Вздохнув, Артём снова полез в интернет. Вскоре что-то забрезжило. Он скачал «Моисей и монотеизм» Фрейда и погрузился в чтение. Залпом прочел, пошарил еще по интернету, налил водки, выпил и вышел из номера. Он шел по улицам Каира, заглядывал в лавки, покупал сувениры и думал. Он думал, что если допустить что Моисей был реинкарнацией Эхнатона, его последователем, родственником или еще черт-те как иначе связанным с ним, как полагают некоторые исследователи, то тогда тем более не понятно, почему надо убивать евреев. Ведь Моисей сделал то, что не сделал Эхнатон, и именно это обеспечило ему успех. Эхнатон понимал, что в таком устоявшемся обществе, как Египет, новой теории или религии не осуществиться. Во всяком случае, за одну человеческую жизнь. Поэтому он собрал сподвижников и построил новый город. Но ведь он оставался владыкой Египта. Египтяне видели, сравнивали, недоумевали, возмущались. Благо на это работала целая армия мутиловщиков-жрецов. Хотя, скорее, именно Эхнатон в глазах Египта выглядел мутиловщиком.

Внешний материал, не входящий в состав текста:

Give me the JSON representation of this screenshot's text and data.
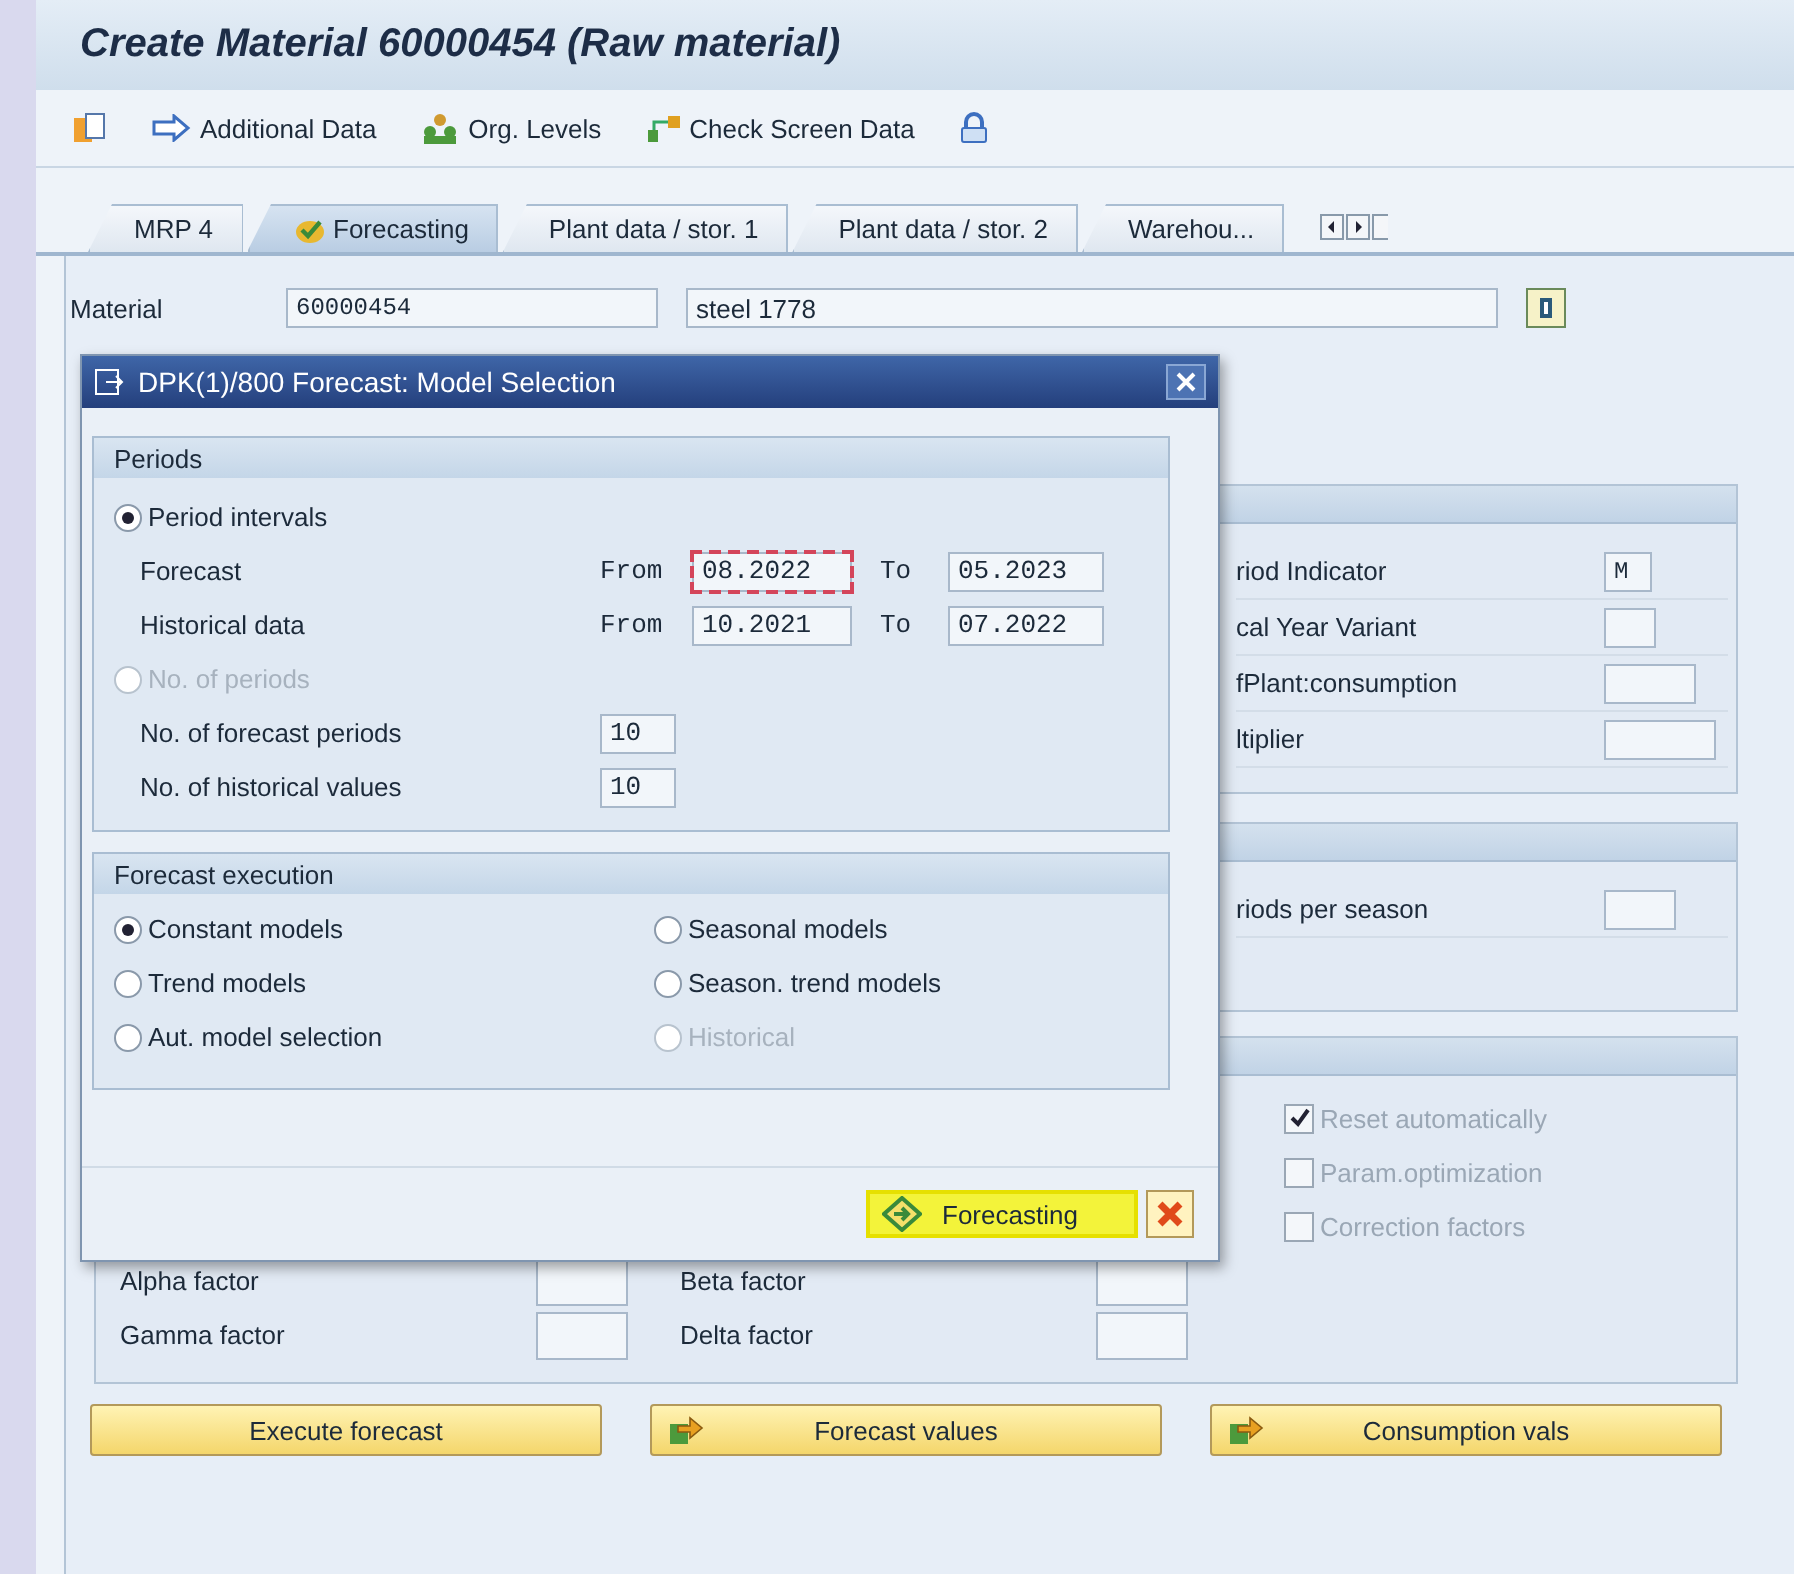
{
  "window": {
    "title": "Create Material 60000454 (Raw material)"
  },
  "toolbar": [
    {
      "kind": "copy"
    },
    {
      "kind": "arrow",
      "label": "Additional Data"
    },
    {
      "kind": "org",
      "label": "Org. Levels"
    },
    {
      "kind": "check",
      "label": "Check Screen Data"
    },
    {
      "kind": "lock"
    }
  ],
  "tabs": [
    {
      "label": "MRP 4",
      "selected": false,
      "kind": "plain"
    },
    {
      "label": "Forecasting",
      "selected": true,
      "kind": "status"
    },
    {
      "label": "Plant data / stor. 1",
      "selected": false,
      "kind": "plain"
    },
    {
      "label": "Plant data / stor. 2",
      "selected": false,
      "kind": "plain"
    },
    {
      "label": "Warehou...",
      "selected": false,
      "kind": "plain"
    }
  ],
  "material": {
    "label": "Material",
    "number": "60000454",
    "description": "steel 1778"
  },
  "panels": [
    {
      "rows": [
        {
          "label": "riod Indicator",
          "value": "M"
        },
        {
          "label": "cal Year Variant"
        },
        {
          "label": "fPlant:consumption"
        },
        {
          "label": "ltiplier"
        }
      ]
    },
    {
      "rows": [
        {
          "label": "riods per season"
        }
      ]
    }
  ],
  "control_panel": {
    "checkboxes": [
      {
        "label": "Reset automatically",
        "checked": true
      },
      {
        "label": "Param.optimization",
        "checked": false
      },
      {
        "label": "Correction factors",
        "checked": false
      }
    ],
    "factors": [
      {
        "label": "Alpha factor"
      },
      {
        "label": "Beta factor"
      },
      {
        "label": "Gamma factor"
      },
      {
        "label": "Delta factor"
      }
    ]
  },
  "buttons": [
    {
      "label": "Execute forecast",
      "kind": "plain"
    },
    {
      "label": "Forecast values",
      "kind": "arrow"
    },
    {
      "label": "Consumption vals",
      "kind": "arrow"
    }
  ],
  "dialog": {
    "title": "DPK(1)/800 Forecast: Model Selection",
    "periods": {
      "title": "Periods",
      "interval_option": {
        "label": "Period intervals",
        "selected": true,
        "disabled": false
      },
      "intervals": [
        {
          "label": "Forecast",
          "from_label": "From",
          "from": "08.2022",
          "focused": true,
          "to_label": "To",
          "to": "05.2023"
        },
        {
          "label": "Historical data",
          "from_label": "From",
          "from": "10.2021",
          "focused": false,
          "to_label": "To",
          "to": "07.2022"
        }
      ],
      "count_option": {
        "label": "No. of periods",
        "selected": false,
        "disabled": true
      },
      "counts": [
        {
          "label": "No. of forecast periods",
          "value": "10"
        },
        {
          "label": "No. of historical values",
          "value": "10"
        }
      ]
    },
    "execution": {
      "title": "Forecast execution",
      "models": [
        {
          "label": "Constant models",
          "selected": true,
          "disabled": false
        },
        {
          "label": "Seasonal models",
          "selected": false,
          "disabled": false
        },
        {
          "label": "Trend models",
          "selected": false,
          "disabled": false
        },
        {
          "label": "Season. trend models",
          "selected": false,
          "disabled": false
        },
        {
          "label": "Aut. model selection",
          "selected": false,
          "disabled": false
        },
        {
          "label": "Historical",
          "selected": false,
          "disabled": true
        }
      ]
    },
    "buttons": [
      {
        "kind": "execute",
        "label": "Forecasting",
        "highlighted": true
      },
      {
        "kind": "cancel"
      }
    ]
  }
}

Моисей не повторил эту ошибку. Он собрал народ, не имеющий ничего общего с Египтом и повел его в пустыню. Он сделал правильную ставку – на деклассированных. На тех, кто не имеет корней на почве своего бытия. Они теряли плен в обмен на гарантию лучшей жизни. Позднее, на этом будет строиться не одна революция. Кто ж устоит перед обещанием свободы, прав и прочих благ?! Впрочем, оторваться от привычного – только первый этап. Второй – принять новое, как гарантию лучшего. Третий – трансформировать новое в традицию… Пока не настанет черед очередного нового. Все правильно.

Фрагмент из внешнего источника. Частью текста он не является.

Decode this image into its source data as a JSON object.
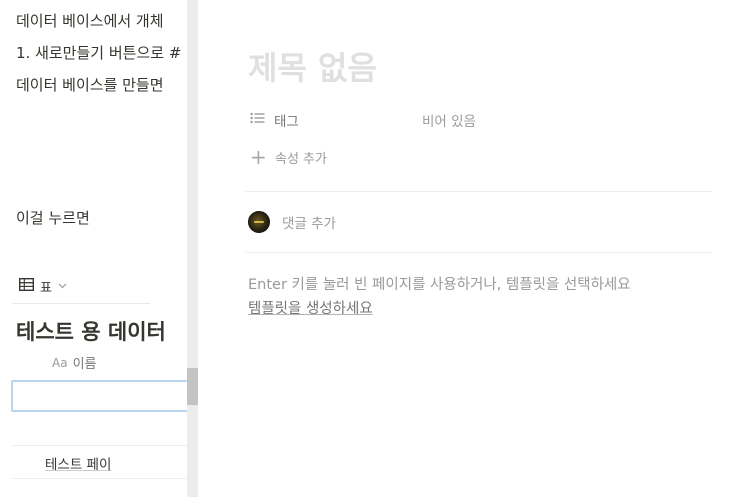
{
  "left_page": {
    "lines": [
      "데이터 베이스에서 개체",
      "1. 새로만들기 버튼으로 #",
      "데이터 베이스를 만들면"
    ],
    "click_hint": "이걸 누르면",
    "view": {
      "icon": "table-icon",
      "label": "표"
    },
    "database_title": "테스트 용 데이터",
    "column_header": {
      "icon_text": "Aa",
      "label": "이름"
    },
    "rows": [
      "테스트 페이"
    ]
  },
  "panel": {
    "title_placeholder": "제목 없음",
    "property": {
      "icon": "list-icon",
      "name": "태그",
      "value_placeholder": "비어 있음"
    },
    "add_property_label": "속성 추가",
    "comment_placeholder": "댓글 추가",
    "hint_text": "Enter 키를 눌러 빈 페이지를 사용하거나, 템플릿을 선택하세요",
    "template_link": "템플릿을 생성하세요"
  }
}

Конечно, Моисею было легче – он не был владыкой чего-либо, что, сопротивлялось бы новым начинаниям, как то делали жрецы в Египте наперекор Эхнатону. Но, безусловно, ему тоже нелегко пришлось – его народ тоже порой тянуло к прошлым «традиционным ценностя». И они то решали золотому тельцу поклоняться, то роптали, требуя «лук и чеснок Египта». Впрочем, и их можно понятно – за годы скитаний худшее из времен египетского пленения забылось, а новое поколение, так вообще считало это байкой. Но, Моисей выиграл время, которое мутиловщики упустили – народ успел так далеко уйти, что возвращаться было не лучшим решением. Да и как их встретят, после всего, что было связано с их исходом?

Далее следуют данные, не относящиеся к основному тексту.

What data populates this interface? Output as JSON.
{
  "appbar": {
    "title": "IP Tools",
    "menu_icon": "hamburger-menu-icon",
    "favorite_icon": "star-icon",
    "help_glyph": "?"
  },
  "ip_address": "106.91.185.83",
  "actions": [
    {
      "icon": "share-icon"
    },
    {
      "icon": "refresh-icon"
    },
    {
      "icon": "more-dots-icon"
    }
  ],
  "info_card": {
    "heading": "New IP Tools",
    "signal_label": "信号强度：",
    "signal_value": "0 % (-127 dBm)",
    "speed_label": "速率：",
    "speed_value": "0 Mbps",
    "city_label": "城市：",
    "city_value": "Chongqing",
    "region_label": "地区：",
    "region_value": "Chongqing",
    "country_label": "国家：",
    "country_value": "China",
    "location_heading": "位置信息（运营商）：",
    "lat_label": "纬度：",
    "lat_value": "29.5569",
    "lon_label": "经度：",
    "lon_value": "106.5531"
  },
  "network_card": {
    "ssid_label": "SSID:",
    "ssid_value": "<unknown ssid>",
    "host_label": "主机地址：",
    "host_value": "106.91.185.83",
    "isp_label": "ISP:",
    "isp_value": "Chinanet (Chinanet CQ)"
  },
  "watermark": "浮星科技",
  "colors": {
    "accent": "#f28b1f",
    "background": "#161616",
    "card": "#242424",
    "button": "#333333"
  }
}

Но мудрый Моисей не просто так 40 лет водил свой народ по пустыне: «ветераны исхода» постепенно померли, а новая генерация знала лишь, что идет к лучшеей жизни. Ну, в общем, план удался. Пожалуй, за исключением одного —лучшего. Впрочем, по сравнению с пленом, свобода и своя земля, все-таки, лучше. Хоть ясно, за что смерть принимать в случае чего.